The Scottish Government has been ordered to release legal advice on holding a second independence referendum – but denied it was against the rules to withhold it in the first place.
SNP leaders previously hinted they could challenge Boris Johnson’s Tories in court if they are not allowed to hold a rerun of the 2014 vote.
Westminster has repeatedly snubbed calls from Nicola Sturgeon for a referendum to take place before the end of 2023.
The first minister intends to pass legislation in Holyrood granting IndyRef2, but could face a legal battle with the UK Government.
The Scotsman revealed the country’s information commissioner has now demanded they release parts of their advice from legal experts.
The government insisted it was right by initially stopping advice from being disclosed to the public.
The administration said it is a “longstanding convention” for legal guidance to remain confidential except in “exceptional circumstances”.
‘Culture of secrecy’
However, Scottish Tory leader Douglas Ross claimed there is an “unacceptable culture of secrecy” at the heart of the SNP government.
He said: “The advice given to ministers on the legal validity of a second independence referendum is demonstrably in the public interest.
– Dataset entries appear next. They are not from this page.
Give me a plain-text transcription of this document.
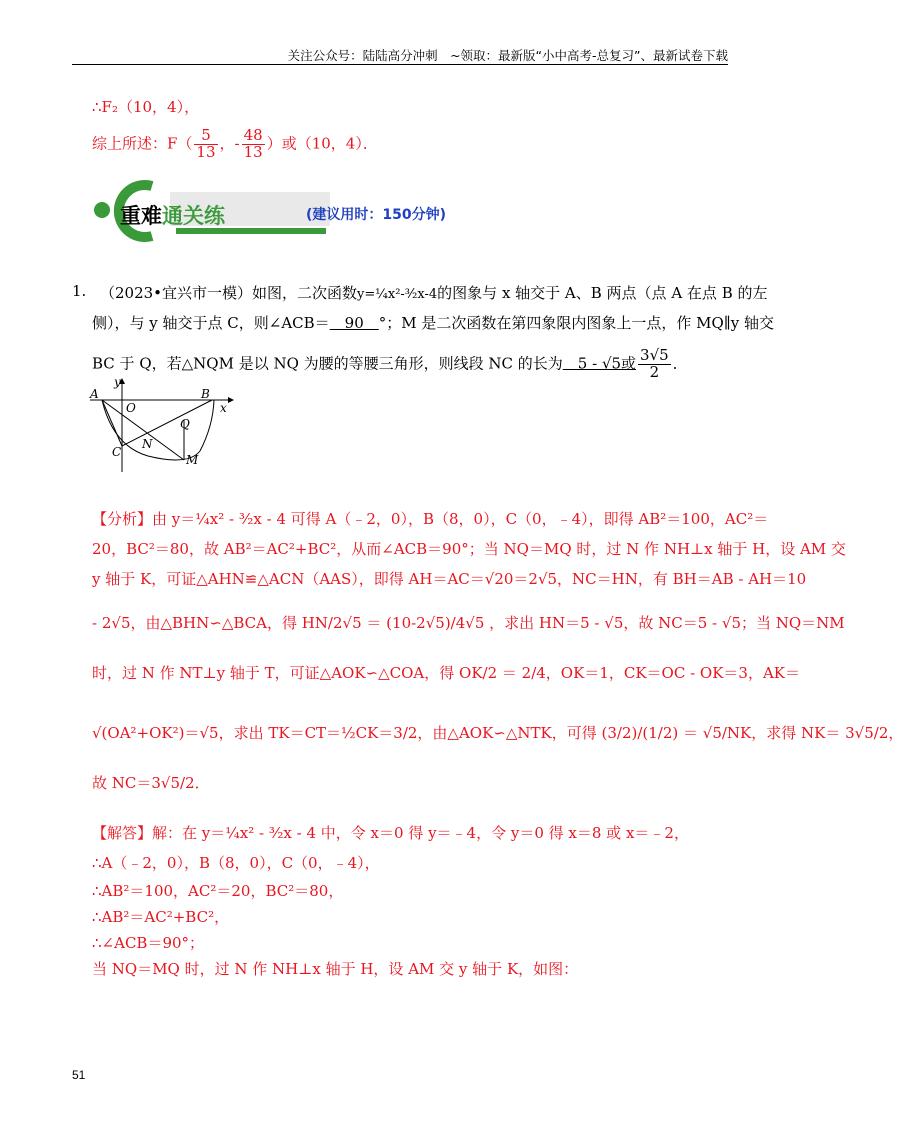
关注公众号：陆陆高分冲刺　~领取：最新版“小中高考-总复习”、最新试卷下载
∴F₂（10，4），
综上所述：$F( \frac{5}{13}$ ，- $\frac{48}{13}$ ）或（10，4）．
重难通关练	(建议用时：150分钟)
1. （2023•宜兴市一模）如图，二次函数y=¼x²-³⁄₂x-4的图象与 x 轴交于 A、B 两点（点 A 在点 B 的左
侧），与 y 轴交于点 C，则∠ACB＝　90　°；M 是二次函数在第四象限内图象上一点，作 MQ∥y 轴交
BC 于 Q，若△NQM 是以 NQ 为腰的等腰三角形，则线段 NC 的长为　5 - √5或 $\frac{3√5}{2}$ ．
A	B
C
O
N
Q
M
x
y
【分析】由 y＝¼x² - ³⁄₂x - 4 可得 A（﹣2，0），B（8，0），C（0，﹣4），即得 AB²＝100，AC²＝
20，BC²＝80，故 AB²＝AC²+BC²，从而∠ACB＝90°；当 NQ＝MQ 时，过 N 作 NH⊥x 轴于 H，设 AM 交
y 轴于 K，可证△AHN≌△ACN（AAS），即得 AH＝AC＝√20＝2√5，NC＝HN，有 BH＝AB - AH＝10
- 2√5，由△BHN∽△BCA，得 HN/2√5 ＝ (10-2√5)/4√5 ，求出 HN＝5 - √5，故 NC＝5 - √5；当 NQ＝NM
时，过 N 作 NT⊥y 轴于 T，可证△AOK∽△COA，得 OK/2 ＝ 2/4，OK＝1，CK＝OC - OK＝3，AK＝
√(OA²+OK²)＝√5，求出 TK＝CT＝½CK＝3/2，由△AOK∽△NTK，可得 (3/2)/(1/2) ＝ √5/NK，求得 NK＝ 3√5/2，
故 NC＝3√5/2．
【解答】解：在 y＝¼x² - ³⁄₂x - 4 中，令 x＝0 得 y＝﹣4，令 y＝0 得 x＝8 或 x＝﹣2，
∴A（﹣2，0），B（8，0），C（0，﹣4），
∴AB²＝100，AC²＝20，BC²＝80，
∴AB²＝AC²+BC²，
∴∠ACB＝90°；
当 NQ＝MQ 时，过 N 作 NH⊥x 轴于 H，设 AM 交 y 轴于 K，如图：
51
“The failed attempt by Nicola Sturgeon and co to hush this up is just the latest example of a government prepared to go to any lengths to avoid scrutiny.”
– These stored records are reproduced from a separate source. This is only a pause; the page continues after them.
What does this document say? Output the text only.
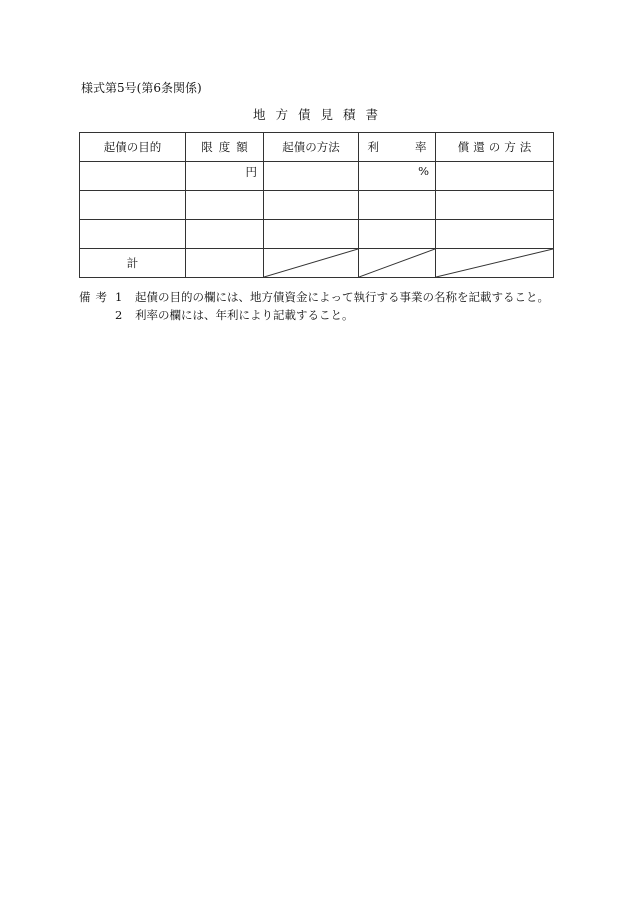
様式第5号(第6条関係)
地方債見積書
起債の目的	限度額	起債の方法	利 率	償還の方法

	円		%	

計		

備考 1	起債の目的の欄には、地方債資金によって執行する事業の名称を記載すること。
2	利率の欄には、年利により記載すること。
Meanwhile, Labour said the government was trying to “stifle scrutiny” by refusing to release the advice.
‘Rebuke for SNP’
MSP Sarah Boyack said: “This ruling is another rebuke for this secretive SNP government.
“The public have a right to see this information about their future and the SNP must release it right away.”
Information commissioner Daren Fitzhenry said publishing the advice could help “enhance public debate” on the independence question.
The Scottish Government may appeal the ruling and said they were “considering its terms”.
A spokesperson said: “We are clear the Scottish Government has acted lawfully in its application of freedom of information legislation.
“There is a long-standing convention, observed by UK Governments and Scottish Governments, that government does not disclose legal advice, including whether law officers have or have not advised on any matter, except in exceptional circumstances.
“The content of any such advice is confidential and subject to legal professional privilege. This ensures that full and frank legal advice can be given.”